Fonte oficial da Media Capital

Digi em “negociações” para “maximizar os benefícios para os consumidores”

Já a Digi alegou não poder responder às perguntas do ECO, “devido à sua especificidade”. Mas fonte oficial enviou uma declaração onde confirma “negociações estratégicas” em “benefício” dos consumidores.

“Na Digi, estamos empenhados em oferecer a melhor e mais completa gama de serviços ao mercado, em linha com os restantes operadores, e para isso estamos a desenvolver todos os esforços possíveis. As nossas iniciativas passam por negociações estratégicas, conduzidas através dos canais adequados, sempre com o objetivo de maximizar os benefícios para os consumidores portugueses. A nossa missão é disponibilizar uma oferta vantajosa e competitiva, respondendo às necessidades do mercado de forma eficaz e eficiente”, disse fonte oficial da Digi Portugal.

As afirmações da Digi Portugal são particularmente relevantes. Depois de um comentário publicado no ECO a 9 de maio de 2022, esta foi a segunda declaração de fonte oficial da nova operadora no mercado português.

As nossas iniciativas passam por negociações estratégicas, conduzidas através dos canais adequados, sempre com o objetivo de maximizar os benefícios para os consumidores portugueses.

Fonte oficial da Digi Portugal

Media Capital “levará até às últimas instâncias” diferendo com Digi

Voltando à Media Capital — controlada pelo empresário Mário Ferreira, que também é acionista do ECO –, a dona da TVI e da CNN Portugal acusa a Digi de ter pretendido, nas negociações, “impor as condições de entrega dos canais da TVI”. Salienta também que “levará até às últimas instâncias judiciais a discussão sobre em que condições deverá entregar os seus canais à Digi”.

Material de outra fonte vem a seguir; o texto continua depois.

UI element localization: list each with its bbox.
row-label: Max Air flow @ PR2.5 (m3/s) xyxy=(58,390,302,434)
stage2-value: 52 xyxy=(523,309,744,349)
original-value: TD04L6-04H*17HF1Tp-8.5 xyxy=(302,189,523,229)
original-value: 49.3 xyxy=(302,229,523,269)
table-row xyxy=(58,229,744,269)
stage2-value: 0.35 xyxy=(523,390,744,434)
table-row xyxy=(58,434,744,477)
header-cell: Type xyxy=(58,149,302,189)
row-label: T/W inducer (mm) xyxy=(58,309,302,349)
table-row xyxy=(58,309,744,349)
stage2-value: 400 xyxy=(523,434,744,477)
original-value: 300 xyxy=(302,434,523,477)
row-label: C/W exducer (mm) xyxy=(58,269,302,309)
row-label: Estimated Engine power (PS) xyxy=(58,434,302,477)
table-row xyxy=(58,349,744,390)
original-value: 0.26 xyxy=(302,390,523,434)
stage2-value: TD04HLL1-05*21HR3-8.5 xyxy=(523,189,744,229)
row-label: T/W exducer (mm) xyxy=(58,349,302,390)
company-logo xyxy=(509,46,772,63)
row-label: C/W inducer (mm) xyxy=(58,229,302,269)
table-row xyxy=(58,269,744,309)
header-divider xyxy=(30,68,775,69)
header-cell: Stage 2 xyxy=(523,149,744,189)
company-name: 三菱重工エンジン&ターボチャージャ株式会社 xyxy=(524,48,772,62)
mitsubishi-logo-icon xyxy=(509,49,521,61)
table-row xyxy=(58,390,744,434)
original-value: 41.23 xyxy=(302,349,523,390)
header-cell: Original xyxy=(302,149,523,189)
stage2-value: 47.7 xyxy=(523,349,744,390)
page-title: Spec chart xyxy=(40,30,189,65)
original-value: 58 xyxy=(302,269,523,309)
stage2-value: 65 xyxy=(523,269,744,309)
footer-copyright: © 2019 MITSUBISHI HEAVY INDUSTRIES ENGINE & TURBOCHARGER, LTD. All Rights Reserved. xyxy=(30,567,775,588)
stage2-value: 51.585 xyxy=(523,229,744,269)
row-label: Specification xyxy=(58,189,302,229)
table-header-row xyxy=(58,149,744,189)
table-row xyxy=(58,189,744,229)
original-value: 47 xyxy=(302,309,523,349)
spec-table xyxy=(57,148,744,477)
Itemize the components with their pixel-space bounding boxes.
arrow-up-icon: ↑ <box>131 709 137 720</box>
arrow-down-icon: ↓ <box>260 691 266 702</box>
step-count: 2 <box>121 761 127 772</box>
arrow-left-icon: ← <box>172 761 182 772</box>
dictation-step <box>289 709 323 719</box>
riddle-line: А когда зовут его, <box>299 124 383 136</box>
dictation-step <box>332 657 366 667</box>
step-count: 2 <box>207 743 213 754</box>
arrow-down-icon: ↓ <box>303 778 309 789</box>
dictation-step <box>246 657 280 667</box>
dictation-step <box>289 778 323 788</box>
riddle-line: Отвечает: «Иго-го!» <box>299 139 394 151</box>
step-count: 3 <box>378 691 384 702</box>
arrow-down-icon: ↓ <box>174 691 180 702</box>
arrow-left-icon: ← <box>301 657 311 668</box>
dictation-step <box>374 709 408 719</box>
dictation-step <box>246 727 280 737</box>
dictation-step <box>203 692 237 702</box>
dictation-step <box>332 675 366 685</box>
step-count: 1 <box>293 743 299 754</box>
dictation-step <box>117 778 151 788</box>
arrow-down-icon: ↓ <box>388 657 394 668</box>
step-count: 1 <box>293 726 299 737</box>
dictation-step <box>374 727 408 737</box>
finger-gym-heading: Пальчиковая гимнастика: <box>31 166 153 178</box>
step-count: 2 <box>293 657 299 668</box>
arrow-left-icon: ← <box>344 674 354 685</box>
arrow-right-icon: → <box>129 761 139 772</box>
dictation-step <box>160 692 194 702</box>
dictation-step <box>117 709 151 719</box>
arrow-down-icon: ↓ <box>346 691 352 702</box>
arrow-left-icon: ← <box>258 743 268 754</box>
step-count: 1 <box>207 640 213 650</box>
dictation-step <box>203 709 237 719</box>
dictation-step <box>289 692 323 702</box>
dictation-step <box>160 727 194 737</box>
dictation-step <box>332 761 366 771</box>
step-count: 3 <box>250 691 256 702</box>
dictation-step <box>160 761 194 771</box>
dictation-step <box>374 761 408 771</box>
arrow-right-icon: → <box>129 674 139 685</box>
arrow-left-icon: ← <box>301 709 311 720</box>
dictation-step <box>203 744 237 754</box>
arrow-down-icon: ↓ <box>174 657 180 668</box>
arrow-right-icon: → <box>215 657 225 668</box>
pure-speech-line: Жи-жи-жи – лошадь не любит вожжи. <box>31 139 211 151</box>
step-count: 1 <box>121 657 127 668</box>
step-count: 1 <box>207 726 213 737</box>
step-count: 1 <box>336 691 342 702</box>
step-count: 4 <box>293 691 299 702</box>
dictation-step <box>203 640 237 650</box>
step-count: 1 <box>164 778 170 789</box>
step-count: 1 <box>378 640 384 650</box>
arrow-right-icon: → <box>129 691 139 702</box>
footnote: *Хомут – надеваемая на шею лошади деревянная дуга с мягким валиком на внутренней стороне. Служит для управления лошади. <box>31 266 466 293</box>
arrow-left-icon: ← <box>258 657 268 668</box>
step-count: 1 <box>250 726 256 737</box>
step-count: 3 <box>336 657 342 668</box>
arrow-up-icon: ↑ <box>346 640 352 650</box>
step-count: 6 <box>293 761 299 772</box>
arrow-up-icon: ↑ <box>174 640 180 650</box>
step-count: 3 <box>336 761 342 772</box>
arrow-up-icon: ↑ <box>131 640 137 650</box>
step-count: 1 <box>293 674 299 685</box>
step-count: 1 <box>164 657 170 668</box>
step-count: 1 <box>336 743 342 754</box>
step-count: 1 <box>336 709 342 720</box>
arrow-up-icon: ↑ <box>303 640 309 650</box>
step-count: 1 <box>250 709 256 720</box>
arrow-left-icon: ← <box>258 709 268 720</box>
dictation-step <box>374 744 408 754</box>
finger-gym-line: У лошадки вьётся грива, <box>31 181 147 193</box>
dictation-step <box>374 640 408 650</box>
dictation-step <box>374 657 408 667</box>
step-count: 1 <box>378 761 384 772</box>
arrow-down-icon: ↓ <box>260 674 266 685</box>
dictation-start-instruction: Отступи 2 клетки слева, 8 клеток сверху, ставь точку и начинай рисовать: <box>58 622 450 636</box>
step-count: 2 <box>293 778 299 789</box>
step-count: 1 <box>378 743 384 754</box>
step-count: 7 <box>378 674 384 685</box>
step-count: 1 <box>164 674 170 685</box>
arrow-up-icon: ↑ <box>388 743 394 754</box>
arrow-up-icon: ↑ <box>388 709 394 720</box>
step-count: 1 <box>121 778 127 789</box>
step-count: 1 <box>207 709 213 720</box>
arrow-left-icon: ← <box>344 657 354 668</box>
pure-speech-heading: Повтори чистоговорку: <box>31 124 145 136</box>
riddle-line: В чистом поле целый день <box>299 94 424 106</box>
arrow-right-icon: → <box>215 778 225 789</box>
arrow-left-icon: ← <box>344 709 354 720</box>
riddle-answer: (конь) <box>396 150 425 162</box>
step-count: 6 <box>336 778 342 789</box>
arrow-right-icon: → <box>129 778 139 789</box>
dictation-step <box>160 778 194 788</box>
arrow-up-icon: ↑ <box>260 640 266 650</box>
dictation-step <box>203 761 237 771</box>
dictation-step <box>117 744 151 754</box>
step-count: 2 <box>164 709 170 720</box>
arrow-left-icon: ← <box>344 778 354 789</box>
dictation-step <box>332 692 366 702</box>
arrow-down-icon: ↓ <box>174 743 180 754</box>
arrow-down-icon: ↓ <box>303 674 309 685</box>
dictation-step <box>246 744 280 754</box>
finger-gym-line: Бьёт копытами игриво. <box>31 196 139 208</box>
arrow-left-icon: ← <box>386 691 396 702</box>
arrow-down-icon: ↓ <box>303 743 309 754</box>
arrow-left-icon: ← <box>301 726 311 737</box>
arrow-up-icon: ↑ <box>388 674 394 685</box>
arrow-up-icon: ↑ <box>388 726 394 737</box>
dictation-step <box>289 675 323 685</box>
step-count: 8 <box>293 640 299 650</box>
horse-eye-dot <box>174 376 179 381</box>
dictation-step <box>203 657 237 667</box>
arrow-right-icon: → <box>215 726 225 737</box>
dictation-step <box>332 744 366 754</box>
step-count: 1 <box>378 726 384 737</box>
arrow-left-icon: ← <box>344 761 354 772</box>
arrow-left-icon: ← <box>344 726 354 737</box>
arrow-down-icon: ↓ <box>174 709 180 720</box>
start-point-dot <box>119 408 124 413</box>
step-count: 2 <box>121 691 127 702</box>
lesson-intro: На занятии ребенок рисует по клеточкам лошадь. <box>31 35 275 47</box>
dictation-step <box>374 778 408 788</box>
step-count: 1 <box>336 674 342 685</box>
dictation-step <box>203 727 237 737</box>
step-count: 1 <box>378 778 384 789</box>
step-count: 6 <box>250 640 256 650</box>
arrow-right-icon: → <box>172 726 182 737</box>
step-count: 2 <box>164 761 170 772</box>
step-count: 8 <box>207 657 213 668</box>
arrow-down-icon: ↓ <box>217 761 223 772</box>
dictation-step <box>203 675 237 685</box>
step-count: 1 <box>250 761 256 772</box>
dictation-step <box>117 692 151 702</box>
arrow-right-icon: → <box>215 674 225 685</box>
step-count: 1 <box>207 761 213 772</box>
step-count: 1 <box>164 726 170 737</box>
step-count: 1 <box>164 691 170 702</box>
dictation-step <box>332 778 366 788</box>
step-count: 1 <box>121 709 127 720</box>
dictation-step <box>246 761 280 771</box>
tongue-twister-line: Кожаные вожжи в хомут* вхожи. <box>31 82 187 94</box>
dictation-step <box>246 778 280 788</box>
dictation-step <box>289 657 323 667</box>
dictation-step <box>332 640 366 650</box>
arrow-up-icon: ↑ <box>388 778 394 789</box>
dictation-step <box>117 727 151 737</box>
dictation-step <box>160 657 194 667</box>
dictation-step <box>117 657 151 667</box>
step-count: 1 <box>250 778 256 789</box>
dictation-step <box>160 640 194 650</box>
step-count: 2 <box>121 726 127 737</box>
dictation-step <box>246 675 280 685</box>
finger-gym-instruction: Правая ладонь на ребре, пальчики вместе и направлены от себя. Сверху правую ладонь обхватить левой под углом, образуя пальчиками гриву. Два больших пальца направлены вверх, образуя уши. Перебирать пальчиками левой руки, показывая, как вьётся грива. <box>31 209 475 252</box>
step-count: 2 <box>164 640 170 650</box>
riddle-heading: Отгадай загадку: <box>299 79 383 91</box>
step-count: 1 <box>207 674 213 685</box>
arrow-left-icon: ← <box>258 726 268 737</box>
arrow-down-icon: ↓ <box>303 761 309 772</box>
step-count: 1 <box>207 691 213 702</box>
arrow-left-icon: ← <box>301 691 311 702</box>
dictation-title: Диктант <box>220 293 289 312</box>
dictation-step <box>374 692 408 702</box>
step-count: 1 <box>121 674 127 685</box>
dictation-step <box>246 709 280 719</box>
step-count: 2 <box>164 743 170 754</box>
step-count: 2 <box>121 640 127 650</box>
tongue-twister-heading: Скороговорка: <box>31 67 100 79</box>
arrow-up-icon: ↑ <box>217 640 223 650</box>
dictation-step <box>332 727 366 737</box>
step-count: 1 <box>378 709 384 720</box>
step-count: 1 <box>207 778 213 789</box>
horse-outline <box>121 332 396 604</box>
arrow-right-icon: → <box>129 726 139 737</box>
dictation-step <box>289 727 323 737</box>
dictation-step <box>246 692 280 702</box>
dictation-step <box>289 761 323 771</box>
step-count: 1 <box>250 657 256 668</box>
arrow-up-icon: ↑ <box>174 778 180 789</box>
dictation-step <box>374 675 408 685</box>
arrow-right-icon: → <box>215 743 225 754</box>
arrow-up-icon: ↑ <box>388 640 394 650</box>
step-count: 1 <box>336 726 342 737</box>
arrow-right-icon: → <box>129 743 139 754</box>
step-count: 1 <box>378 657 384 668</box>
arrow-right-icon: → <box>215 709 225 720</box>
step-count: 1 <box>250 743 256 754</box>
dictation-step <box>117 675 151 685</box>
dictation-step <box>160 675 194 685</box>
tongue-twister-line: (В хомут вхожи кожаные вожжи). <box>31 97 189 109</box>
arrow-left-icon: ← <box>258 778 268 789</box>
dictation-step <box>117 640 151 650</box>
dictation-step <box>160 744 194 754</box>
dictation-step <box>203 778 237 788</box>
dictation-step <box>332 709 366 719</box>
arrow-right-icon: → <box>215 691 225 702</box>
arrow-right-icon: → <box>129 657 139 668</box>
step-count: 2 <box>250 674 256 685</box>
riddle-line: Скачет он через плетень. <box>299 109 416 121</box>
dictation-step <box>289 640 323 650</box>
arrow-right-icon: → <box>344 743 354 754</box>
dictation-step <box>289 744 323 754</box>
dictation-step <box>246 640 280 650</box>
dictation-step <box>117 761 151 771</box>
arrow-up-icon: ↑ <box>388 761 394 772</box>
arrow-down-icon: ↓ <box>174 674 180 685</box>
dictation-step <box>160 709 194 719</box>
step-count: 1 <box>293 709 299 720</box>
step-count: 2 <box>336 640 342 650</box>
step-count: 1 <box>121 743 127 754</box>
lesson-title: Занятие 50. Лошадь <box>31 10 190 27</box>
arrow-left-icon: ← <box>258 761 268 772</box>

Em causa está a existência, ou não, de uma obrigação de as televisões entregarem os seus canais às operadoras, a troco de uma “remuneração adequada”, como refere a Lei da Televisão. A ERC não deu provimento à queixa da Digi contra a Media Capital, considerando que “não se encontram especificados quaisquer serviços de programas televisivos sujeitos a obrigações de transporte ou de entrega em redes de comunicações eletrónicas”, e remeteu o assunto para a Autoridade da Concorrência. Contactada, fonte oficial deste regulador ainda não respondeu.

Já a Media Capital disse, no âmbito do processo que decorreu na ERC, que não tem “a obrigação de entrega do sinal do canal TVI (e muito menos de qualquer outro canal do grupo)”. Porém, em abril de 2023, numa consulta pública promovida pela Anacom sobre o prolongamento da licença da Televisão Digital Terrestre (TDT) à Meo, queixou-se de que existe uma obrigação de entrega do sinal da TVI, “por estar na TDT”, que lhe retira poder negocial com as operadoras.

“A TVI, por estar na TDT, é sujeita à obrigação de must-deliver [entrega]; não é difícil de entender que o facto de ter essa obrigação sobre si limita significativamente a TVI na sua capacidade negocial com as plataformas de TV paga, na medida em que estas se fazem valer da obrigação de entrega do sinal que impende sobre a TVI para baixar significativamente o valor pago por esse sinal”, lê-se na pronúncia da Media Capital enviada à Anacom no dia 13 de abril de 2023.

“Essa circunstância é comprovada pelo facto de essas plataformas pagarem ao Grupo Media Capital mais pelo sinal da CNN do que pelo sinal da TVI, quando esta última tem cinco vezes mais audiência do que aquela”, apontou ainda a empresa.

Questionada sobre estas declarações, fonte oficial da Media Capital admitiu ao ECO que a Lei da Televisão determina uma obrigação de entrega dos canais “aos distribuidores de televisão paga”, mas diz que a considera “anacrónica”, pois a TDT serve “menos de 1% dos lares em Portugal”.

“Os operadores de canais televisivos não têm alternativa, para distribuir os seus canais, a entregar o seu sinal aos distribuidores de televisão paga, a única questão que se põe é o preço a que o entregam”, reconhece a dona da TVI.

“Desde então, nas muitas reuniões tidas com dois presidentes da Anacom, dois presidentes da ERC, dois ministros das Infraestruturas e um ministro da Cultura, a TVI, juntamente com a SIC e com a RTP, justificou a necessidade de eliminação desta obrigação. Todos os responsáveis concordaram com a justificação, mas apontaram as dificuldades de uma revisão da Lei da Televisão, mais ainda depois do fim da maioria absoluta no Parlamento”, acrescenta fonte oficial.